Physical characteristics
- • location: Monte Colombano northern slopes
- • elevation: 1,350 m (4,430 ft)
- • location: Stura di Lanzo in Venaria Reale
- • coordinates: 45°07′52″N 7°38′36″E﻿ / ﻿45.13111°N 7.64333°E
- • elevation: 242.0 m (794.0 ft)
- Length: 22 km (14 mi)
- Basin size: 142.1 km^{2} (54.9 mi^{2})
- • average: (mouth) 3.4 m^{3}/s (120 cu ft/s)

Basin features
- Progression: Stura di Lanzo→ Po→ Adriatic Sea
- • left: Rio Tronta
- • right: Casternone

= Ceronda =

The Ceronda (Sunder or Srunda) is a 22 km long creek in the Metropolitan City of Turin, Piedmont region of northwestern Italy.

== Geography ==
It is formed from several streams that drain the northern slopes of Monte Colombano and converge near Varisella.
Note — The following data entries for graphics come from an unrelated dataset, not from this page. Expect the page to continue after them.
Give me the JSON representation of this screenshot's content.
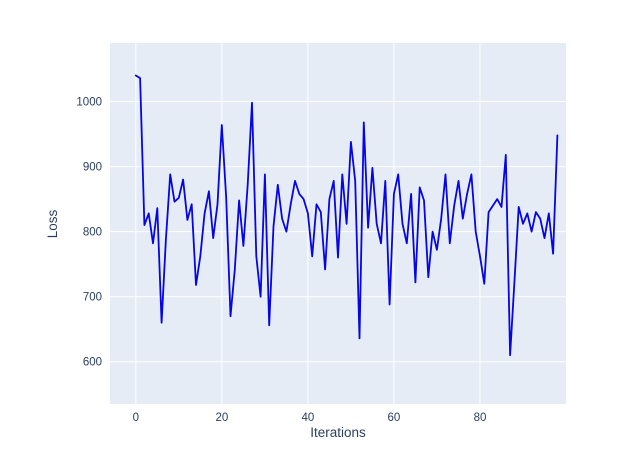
{
  "chart_data": {
    "type": "line",
    "title": "",
    "xlabel": "Iterations",
    "ylabel": "Loss",
    "xlim": [
      -6,
      100
    ],
    "ylim": [
      535,
      1090
    ],
    "x_ticks": [
      0,
      20,
      40,
      60,
      80
    ],
    "y_ticks": [
      600,
      700,
      800,
      900,
      1000
    ],
    "grid": true,
    "legend": "none",
    "plot_bg": "#e5ecf6",
    "grid_color": "#ffffff",
    "text_color": "#2a3f5f",
    "line_color": "#0505e8",
    "x": [
      0,
      1,
      2,
      3,
      4,
      5,
      6,
      7,
      8,
      9,
      10,
      11,
      12,
      13,
      14,
      15,
      16,
      17,
      18,
      19,
      20,
      21,
      22,
      23,
      24,
      25,
      26,
      27,
      28,
      29,
      30,
      31,
      32,
      33,
      34,
      35,
      36,
      37,
      38,
      39,
      40,
      41,
      42,
      43,
      44,
      45,
      46,
      47,
      48,
      49,
      50,
      51,
      52,
      53,
      54,
      55,
      56,
      57,
      58,
      59,
      60,
      61,
      62,
      63,
      64,
      65,
      66,
      67,
      68,
      69,
      70,
      71,
      72,
      73,
      74,
      75,
      76,
      77,
      78,
      79,
      80,
      81,
      82,
      83,
      84,
      85,
      86,
      87,
      88,
      89,
      90,
      91,
      92,
      93,
      94,
      95,
      96,
      97,
      98
    ],
    "series": [
      {
        "name": "loss",
        "values": [
          1040,
          1036,
          810,
          828,
          782,
          836,
          660,
          788,
          888,
          846,
          852,
          880,
          818,
          842,
          718,
          762,
          828,
          862,
          790,
          842,
          964,
          852,
          670,
          742,
          848,
          778,
          872,
          998,
          762,
          700,
          888,
          656,
          808,
          872,
          820,
          800,
          842,
          878,
          858,
          850,
          828,
          762,
          842,
          830,
          742,
          850,
          878,
          760,
          888,
          812,
          938,
          878,
          636,
          968,
          806,
          898,
          812,
          782,
          878,
          688,
          858,
          888,
          812,
          782,
          858,
          722,
          868,
          848,
          730,
          800,
          772,
          820,
          888,
          782,
          840,
          878,
          820,
          858,
          888,
          800,
          762,
          720,
          830,
          840,
          850,
          838,
          918,
          610,
          722,
          838,
          812,
          828,
          800,
          830,
          820,
          790,
          828,
          766,
          948
        ]
      }
    ]
  }
}
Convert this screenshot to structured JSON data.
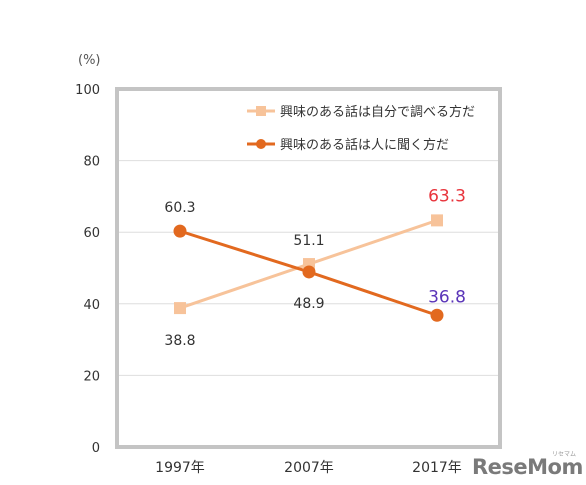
{
  "chart_data": {
    "type": "line",
    "unit_label": "(%)",
    "categories": [
      "1997年",
      "2007年",
      "2017年"
    ],
    "ylim": [
      0,
      100
    ],
    "yticks": [
      0,
      20,
      40,
      60,
      80,
      100
    ],
    "grid": true,
    "legend_position": "top-right",
    "series": [
      {
        "name": "興味のある話は自分で調べる方だ",
        "values": [
          38.8,
          51.1,
          63.3
        ],
        "labels": [
          "38.8",
          "51.1",
          "63.3"
        ],
        "color": "#f7c39a",
        "marker": "square",
        "highlight_color": "#e8343c"
      },
      {
        "name": "興味のある話は人に聞く方だ",
        "values": [
          60.3,
          48.9,
          36.8
        ],
        "labels": [
          "60.3",
          "48.9",
          "36.8"
        ],
        "color": "#e2691f",
        "marker": "circle",
        "highlight_color": "#5a34b8"
      }
    ]
  },
  "watermark": {
    "text": "ReseMom",
    "sub": "リセマム"
  }
}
Flowing from southwest to northeast, it reaches Fiano where it leaves the Alps and enters the Po plain turning towards south. After receiving from the right its main tributary, the Casternone, it crosses the Mandria nature park and finally flows into the river Stura di Lanzo in Venaria Reale.